On Fri, Feb 25, 2022, Woodhouse, David wrote:
> On Wed, 2022-02-23 at 16:53 +0000, Sean Christopherson wrote:
> > Don't actually set a request bit in vcpu->requests when making a request
> > purely to force a vCPU to exit the guest.  Logging a request but not
> > actually consuming it would cause the vCPU to get stuck in an infinite
> > loop during KVM_RUN because KVM would see the pending request and bail
> > from VM-Enter to service the request.
> 
> Hm, it might be that we *do* want to do some work.
> 
> I think there's a problem with the existing kvm_host_map that we
> haven't yet resolved with the new gfn_to_pfn_cache.
> 
> Look for the calls to 'kvm_vcpu_unmap(…, true)' in e.g. vmx/nested.c
> 
> Now, what if a vCPU is in guest mode, doesn't vmexit back to the L1,
> its userspace thread takes a signal and returns to userspace.
> 
> The pages referenced by those maps may have been written, but because
> the cache is still valid, they haven't been marked as dirty in the KVM
> dirty logs yet.
> 
> So, a traditional live migration workflow once it reaches convergence
> would pause the vCPUs, copy the final batch of dirty pages to the
> destination, then destroy the VM on the source.
> 
> And AFAICT those mapped pages don't actually get marked dirty until
> nested_vmx_free_cpu() calls vmx_leave_nested(). Which will probably
> trigger the dirty log WARN now, since there's no active vCPU context
> for logging, right?
> 
> And the latest copy of those pages never does get copied to the
> destination.
> 
> Since I didn't spot that problem until today, the pfn_to_gfn_cache
> design inherited it too.
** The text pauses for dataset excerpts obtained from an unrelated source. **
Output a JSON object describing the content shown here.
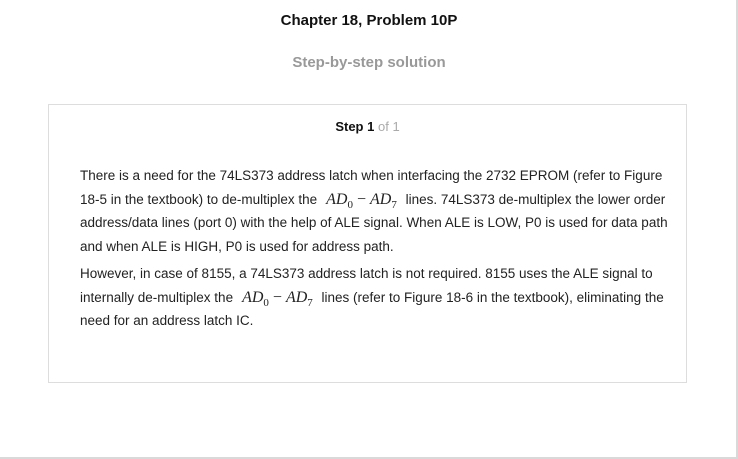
{
  "header": {
    "title": "Chapter 18, Problem 10P",
    "subtitle": "Step-by-step solution"
  },
  "step": {
    "word": "Step",
    "number": "1",
    "of_total": "of 1"
  },
  "math": {
    "ad": "AD",
    "sub_start": "0",
    "minus": "−",
    "sub_end": "7"
  },
  "paragraphs": {
    "p1": {
      "part1": "There is a need for the 74LS373 address latch when interfacing the 2732 EPROM (refer to Figure 18-5 in the textbook) to de-multiplex the",
      "part2": "lines. 74LS373 de-multiplex the lower order address/data lines (port 0) with the help of ALE signal. When ALE is LOW, P0 is used for data path and when ALE is HIGH, P0 is used for address path."
    },
    "p2": {
      "part1": "However, in case of 8155, a 74LS373 address latch is not required. 8155 uses the ALE signal to internally de-multiplex the",
      "part2": "lines (refer to Figure 18-6 in the textbook), eliminating the need for an address latch IC."
    }
  }
}
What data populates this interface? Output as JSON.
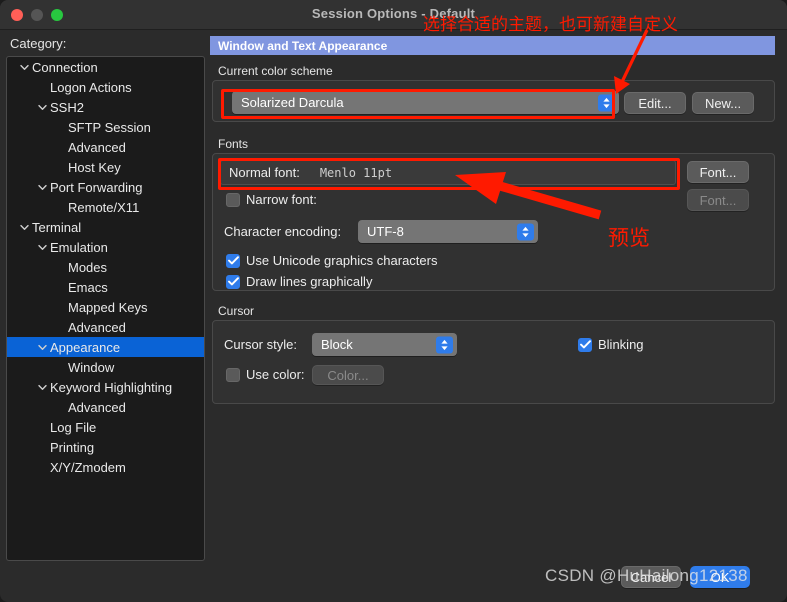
{
  "window": {
    "title": "Session Options - Default",
    "traffic_lights": [
      "close",
      "minimize",
      "maximize"
    ]
  },
  "sidebar": {
    "label": "Category:",
    "items": [
      {
        "label": "Connection",
        "depth": 0,
        "twisty": "down",
        "selected": false
      },
      {
        "label": "Logon Actions",
        "depth": 1,
        "twisty": "none",
        "selected": false
      },
      {
        "label": "SSH2",
        "depth": 1,
        "twisty": "down",
        "selected": false
      },
      {
        "label": "SFTP Session",
        "depth": 2,
        "twisty": "none",
        "selected": false
      },
      {
        "label": "Advanced",
        "depth": 2,
        "twisty": "none",
        "selected": false
      },
      {
        "label": "Host Key",
        "depth": 2,
        "twisty": "none",
        "selected": false
      },
      {
        "label": "Port Forwarding",
        "depth": 1,
        "twisty": "down",
        "selected": false
      },
      {
        "label": "Remote/X11",
        "depth": 2,
        "twisty": "none",
        "selected": false
      },
      {
        "label": "Terminal",
        "depth": 0,
        "twisty": "down",
        "selected": false
      },
      {
        "label": "Emulation",
        "depth": 1,
        "twisty": "down",
        "selected": false
      },
      {
        "label": "Modes",
        "depth": 2,
        "twisty": "none",
        "selected": false
      },
      {
        "label": "Emacs",
        "depth": 2,
        "twisty": "none",
        "selected": false
      },
      {
        "label": "Mapped Keys",
        "depth": 2,
        "twisty": "none",
        "selected": false
      },
      {
        "label": "Advanced",
        "depth": 2,
        "twisty": "none",
        "selected": false
      },
      {
        "label": "Appearance",
        "depth": 1,
        "twisty": "down",
        "selected": true
      },
      {
        "label": "Window",
        "depth": 2,
        "twisty": "none",
        "selected": false
      },
      {
        "label": "Keyword Highlighting",
        "depth": 1,
        "twisty": "down",
        "selected": false
      },
      {
        "label": "Advanced",
        "depth": 2,
        "twisty": "none",
        "selected": false
      },
      {
        "label": "Log File",
        "depth": 1,
        "twisty": "none",
        "selected": false
      },
      {
        "label": "Printing",
        "depth": 1,
        "twisty": "none",
        "selected": false
      },
      {
        "label": "X/Y/Zmodem",
        "depth": 1,
        "twisty": "none",
        "selected": false
      }
    ]
  },
  "panel": {
    "header": "Window and Text Appearance",
    "color_scheme": {
      "group_label": "Current color scheme",
      "selected": "Solarized Darcula",
      "edit_button": "Edit...",
      "new_button": "New..."
    },
    "fonts": {
      "group_label": "Fonts",
      "normal_font_label": "Normal font:",
      "normal_font_value": "Menlo 11pt",
      "normal_font_button": "Font...",
      "narrow_font_label": "Narrow font:",
      "narrow_font_checked": false,
      "narrow_font_button": "Font...",
      "encoding_label": "Character encoding:",
      "encoding_value": "UTF-8",
      "unicode_graphics_label": "Use Unicode graphics characters",
      "unicode_graphics_checked": true,
      "draw_lines_label": "Draw lines graphically",
      "draw_lines_checked": true
    },
    "cursor": {
      "group_label": "Cursor",
      "style_label": "Cursor style:",
      "style_value": "Block",
      "blinking_label": "Blinking",
      "blinking_checked": true,
      "use_color_label": "Use color:",
      "use_color_checked": false,
      "color_button": "Color..."
    }
  },
  "footer": {
    "cancel_button": "Cancel",
    "ok_button": "OK"
  },
  "annotations": {
    "theme_note": "选择合适的主题，也可新建自定义",
    "preview_note": "预览",
    "color": "#ff1a00"
  },
  "watermark": "CSDN @HuHailong12138"
}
The 'dirty' flag remains set in the GPC until
> a subsequent revalidate or explicit unmap.
> 
> Since we need an active vCPU context to do dirty logging (thanks, dirty
> ring)... and since any time vcpu_run exits to userspace for any reason
> might be the last time we ever get an active vCPU context... I think
> that kind of fundamentally means that we must flush dirty state to the
> log on *every* return to userspace, doesn't it?

I would rather add a variant of mark_page_dirty_in_slot() that takes a vCPU, which
we whould have in all cases.  I see no reason to require use of kvm_get_running_vcpu().